Her animated voice is equal parts joyful and playful, ideal for her position as an on-air talent and radio personality for 97.9 The Beat, the “hottest hip-hop station” in Dallas-Fort Worth. For years, Black has perfected her charismatic and infectious voice: theater and audio tech experiences at Duncanville High School, starting her own radio show at Prairie View A&M University, producing videos for Afrobeats star Davido and the legendary Erykah Badu. It’s no surprise that she recently got her own radio show at 97.9.
We spoke with the radio personality about The Kickback with Jazzi Black, her weekday show that runs from 9 a.m. to 3 p.m., and the responsibility of using radio as a philanthropic effort to support her community.
When your show was announced, there was an outpouring of support and praise on social media toward you, which led me to reach out. How was that reception for you? It’s like, ‘we made it.’ That’s the energy I received from it. I am from Dallas, and I’ve lived all over Dallas, which allowed me to connect with different people in a variety of ways. I think it’s a collective, community win. It’s like, if Jazzi won, we all made it. Now, I’m able to get in the room, and represent for my people. That’s what it’s about. I think people are excited to have a voice that they can trust, a voice that they know and recognize. It’s not everyday that you can grow up in your city and be a voice for your city. I think that’s something that all of us dreamed of when we were younger.
I definitely felt that way when I started at D Magazine. And we’re young, so it hits different. Especially for millennials, we get backlash because people confuse us with Gen Z. But we’re out here taking ownership, responsibility, and curating the world for the next generation. I think it’s good that we take a lot of pride in owning that responsibility because if we don’t do it the world is doomed.
One thing I’ve loved about coming back home is the warm reception from community members who see young people coming back to the city to give back. In a sense, your job is philanthropic, because you report about events in the community and establish relationships with local leaders. Going out to events, talking to people, and figuring out what people need to survive the pandemic needs attention now. I’m not worried about Khloe Kardashian’s pictures on Instagram because there are bigger issues. I want to make sure people know what matters.
Are you excited about this ability to talk about Dallas through a young, Black millennial lens? I’m excited to tap in with Dallas artists. I’m learning how to get artists in the room with decision makers, figuring out how to connect artists with different music labels and support the city’s independent artists.

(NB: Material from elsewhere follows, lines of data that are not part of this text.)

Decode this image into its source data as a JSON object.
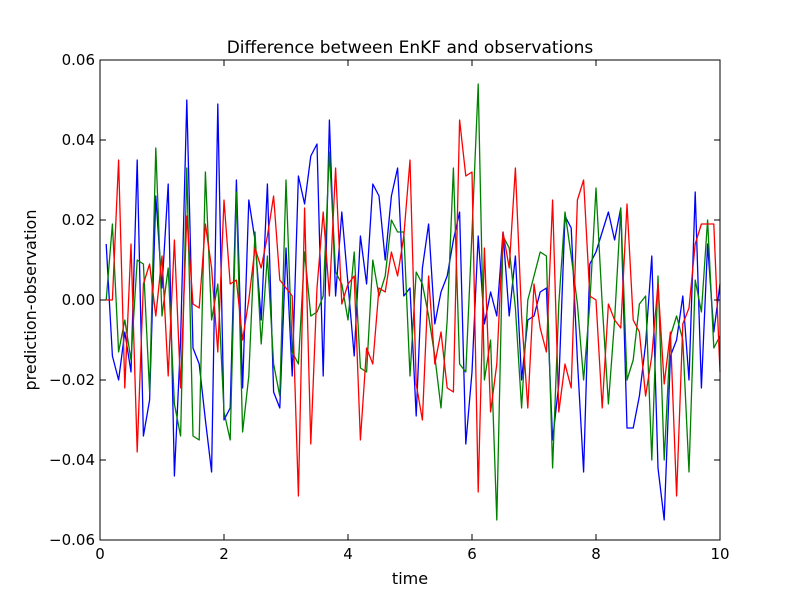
{
  "chart_data": {
    "type": "line",
    "title": "Difference between EnKF and observations",
    "xlabel": "time",
    "ylabel": "prediction-observation",
    "xlim": [
      0,
      10
    ],
    "ylim": [
      -0.06,
      0.06
    ],
    "xticks": [
      0,
      2,
      4,
      6,
      8,
      10
    ],
    "xtick_labels": [
      "0",
      "2",
      "4",
      "6",
      "8",
      "10"
    ],
    "yticks": [
      -0.06,
      -0.04,
      -0.02,
      0.0,
      0.02,
      0.04,
      0.06
    ],
    "ytick_labels": [
      "−0.06",
      "−0.04",
      "−0.02",
      "0.00",
      "0.02",
      "0.04",
      "0.06"
    ],
    "grid": false,
    "legend": "none",
    "x": [
      0.1,
      0.2,
      0.3,
      0.4,
      0.5,
      0.6,
      0.7,
      0.8,
      0.9,
      1.0,
      1.1,
      1.2,
      1.3,
      1.4,
      1.5,
      1.6,
      1.7,
      1.8,
      1.9,
      2.0,
      2.1,
      2.2,
      2.3,
      2.4,
      2.5,
      2.6,
      2.7,
      2.8,
      2.9,
      3.0,
      3.1,
      3.2,
      3.3,
      3.4,
      3.5,
      3.6,
      3.7,
      3.8,
      3.9,
      4.0,
      4.1,
      4.2,
      4.3,
      4.4,
      4.5,
      4.6,
      4.7,
      4.8,
      4.9,
      5.0,
      5.1,
      5.2,
      5.3,
      5.4,
      5.5,
      5.6,
      5.7,
      5.8,
      5.9,
      6.0,
      6.1,
      6.2,
      6.3,
      6.4,
      6.5,
      6.6,
      6.7,
      6.8,
      6.9,
      7.0,
      7.1,
      7.2,
      7.3,
      7.4,
      7.5,
      7.6,
      7.7,
      7.8,
      7.9,
      8.0,
      8.1,
      8.2,
      8.3,
      8.4,
      8.5,
      8.6,
      8.7,
      8.8,
      8.9,
      9.0,
      9.1,
      9.2,
      9.3,
      9.4,
      9.5,
      9.6,
      9.7,
      9.8,
      9.9,
      10.0
    ],
    "series": [
      {
        "color": "#0000ff",
        "values": [
          0.014,
          -0.014,
          -0.02,
          -0.008,
          -0.018,
          0.035,
          -0.034,
          -0.025,
          0.026,
          0.003,
          0.029,
          -0.044,
          -0.01,
          0.05,
          -0.012,
          -0.016,
          -0.03,
          -0.043,
          0.049,
          -0.03,
          -0.027,
          0.03,
          -0.022,
          0.025,
          0.015,
          -0.005,
          0.029,
          -0.023,
          -0.027,
          0.013,
          -0.019,
          0.031,
          0.024,
          0.036,
          0.039,
          -0.019,
          0.045,
          0.001,
          0.022,
          0.004,
          -0.014,
          0.016,
          0.004,
          0.029,
          0.026,
          0.01,
          0.026,
          0.033,
          0.001,
          0.003,
          -0.029,
          0.008,
          0.019,
          -0.006,
          0.002,
          0.006,
          0.015,
          0.022,
          -0.036,
          -0.018,
          0.016,
          -0.006,
          0.002,
          -0.004,
          0.017,
          -0.004,
          0.011,
          -0.02,
          -0.005,
          -0.004,
          0.002,
          0.003,
          -0.035,
          -0.021,
          0.021,
          0.018,
          -0.015,
          -0.043,
          0.009,
          0.012,
          0.017,
          0.022,
          0.015,
          0.023,
          -0.032,
          -0.032,
          -0.024,
          -0.011,
          0.011,
          -0.042,
          -0.055,
          -0.014,
          -0.01,
          0.001,
          -0.02,
          0.027,
          -0.022,
          0.014,
          -0.008,
          0.004
        ]
      },
      {
        "color": "#008000",
        "values": [
          0.0,
          0.019,
          -0.013,
          -0.005,
          -0.015,
          0.01,
          0.009,
          -0.023,
          0.038,
          -0.004,
          0.008,
          -0.026,
          -0.034,
          0.033,
          -0.034,
          -0.035,
          0.032,
          -0.005,
          0.004,
          -0.028,
          -0.035,
          0.027,
          -0.033,
          -0.019,
          0.017,
          -0.011,
          0.011,
          -0.016,
          -0.024,
          0.03,
          -0.013,
          -0.016,
          0.012,
          -0.004,
          -0.003,
          0.001,
          0.037,
          0.007,
          0.004,
          -0.005,
          0.012,
          -0.017,
          -0.018,
          0.01,
          0.001,
          0.006,
          0.02,
          0.017,
          0.017,
          -0.019,
          0.007,
          0.004,
          -0.004,
          -0.014,
          -0.027,
          -0.005,
          0.033,
          -0.016,
          -0.018,
          0.017,
          0.054,
          -0.02,
          -0.01,
          -0.055,
          0.016,
          0.013,
          -0.002,
          -0.027,
          0.0,
          0.006,
          0.012,
          0.011,
          -0.042,
          -0.001,
          0.022,
          0.011,
          -0.001,
          -0.02,
          -0.001,
          0.028,
          -0.001,
          -0.026,
          -0.005,
          0.023,
          -0.02,
          -0.015,
          -0.001,
          0.001,
          -0.04,
          0.006,
          -0.04,
          -0.009,
          -0.004,
          -0.01,
          -0.043,
          0.005,
          -0.003,
          0.02,
          -0.012,
          -0.009
        ]
      },
      {
        "color": "#ff0000",
        "values": [
          0.0,
          0.0,
          0.035,
          -0.022,
          0.014,
          -0.038,
          0.004,
          0.009,
          -0.004,
          0.011,
          -0.019,
          0.015,
          -0.022,
          0.021,
          -0.001,
          -0.002,
          0.019,
          0.008,
          -0.013,
          0.025,
          0.004,
          0.005,
          -0.01,
          0.0,
          0.013,
          0.008,
          0.016,
          0.026,
          0.005,
          0.003,
          0.001,
          -0.049,
          0.023,
          -0.036,
          0.003,
          0.022,
          0.001,
          0.033,
          -0.001,
          0.004,
          0.006,
          -0.035,
          -0.012,
          -0.016,
          0.003,
          0.002,
          0.012,
          0.006,
          0.016,
          0.035,
          -0.021,
          -0.03,
          0.006,
          -0.016,
          -0.008,
          -0.022,
          -0.023,
          0.045,
          0.031,
          0.032,
          -0.048,
          0.013,
          -0.028,
          -0.016,
          0.017,
          0.008,
          0.033,
          -0.004,
          -0.027,
          0.004,
          -0.007,
          -0.013,
          0.025,
          -0.028,
          -0.016,
          -0.022,
          0.025,
          0.03,
          0.001,
          0.0,
          -0.027,
          -0.001,
          -0.005,
          -0.007,
          0.024,
          -0.005,
          -0.008,
          -0.024,
          -0.014,
          0.004,
          -0.021,
          -0.008,
          -0.049,
          -0.006,
          -0.002,
          0.014,
          0.019,
          0.019,
          0.019,
          -0.018
        ]
      }
    ]
  }
}
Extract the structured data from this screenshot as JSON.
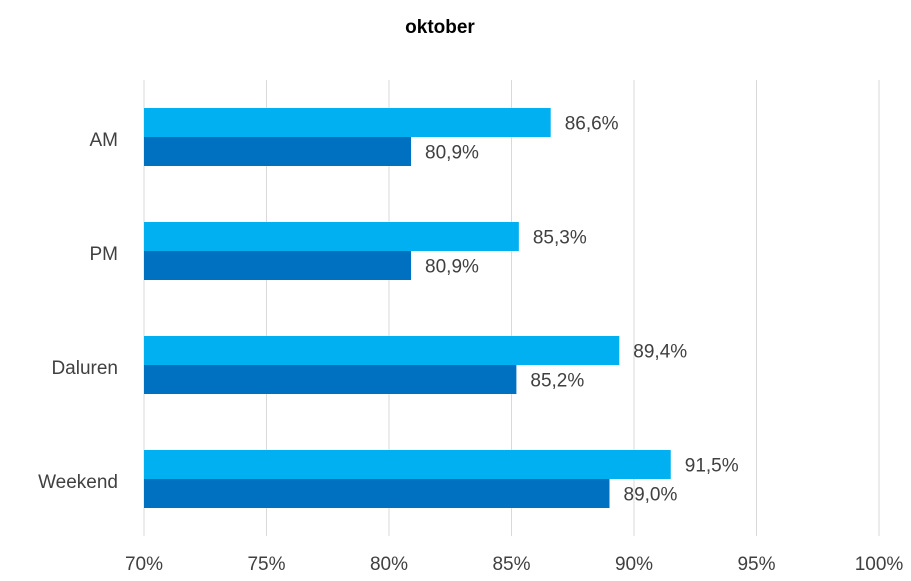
{
  "chart_data": {
    "type": "bar",
    "orientation": "horizontal",
    "title": "oktober",
    "categories": [
      "AM",
      "PM",
      "Daluren",
      "Weekend"
    ],
    "series": [
      {
        "color": "#00b0f0",
        "values": [
          86.6,
          85.3,
          89.4,
          91.5
        ],
        "value_labels": [
          "86,6%",
          "85,3%",
          "89,4%",
          "91,5%"
        ]
      },
      {
        "color": "#0070c0",
        "values": [
          80.9,
          80.9,
          85.2,
          89.0
        ],
        "value_labels": [
          "80,9%",
          "80,9%",
          "85,2%",
          "89,0%"
        ]
      }
    ],
    "xlim": [
      70,
      100
    ],
    "xticks": [
      {
        "value": 70,
        "label": "70%"
      },
      {
        "value": 75,
        "label": "75%"
      },
      {
        "value": 80,
        "label": "80%"
      },
      {
        "value": 85,
        "label": "85%"
      },
      {
        "value": 90,
        "label": "90%"
      },
      {
        "value": 95,
        "label": "95%"
      },
      {
        "value": 100,
        "label": "100%"
      }
    ],
    "grid": true
  }
}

Being able to connect with politicians, so listeners can understand the politics of Dallas—there are people who don’t even know who the mayor is. Just bridging the gap between people who are over legislation in Dallas, people in boardrooms, school districts, and helping the community understand how involved they can be.
I want to be able to talk about environmentalism and make it cool. I want to help push Black people and people of color to live an eco-friendly lifestyle, because saving the planet is important to me. I want to curate new conversations and change the dialogue around hip-hop. People have this one idea about what hip-hop is. But Badu says, “hip-hop is bigger than the government,” so why not use that to our advantage?
I have a desire to learn what’s going on in the community. I’m all about learning and positivity, that’s what I want my show to be.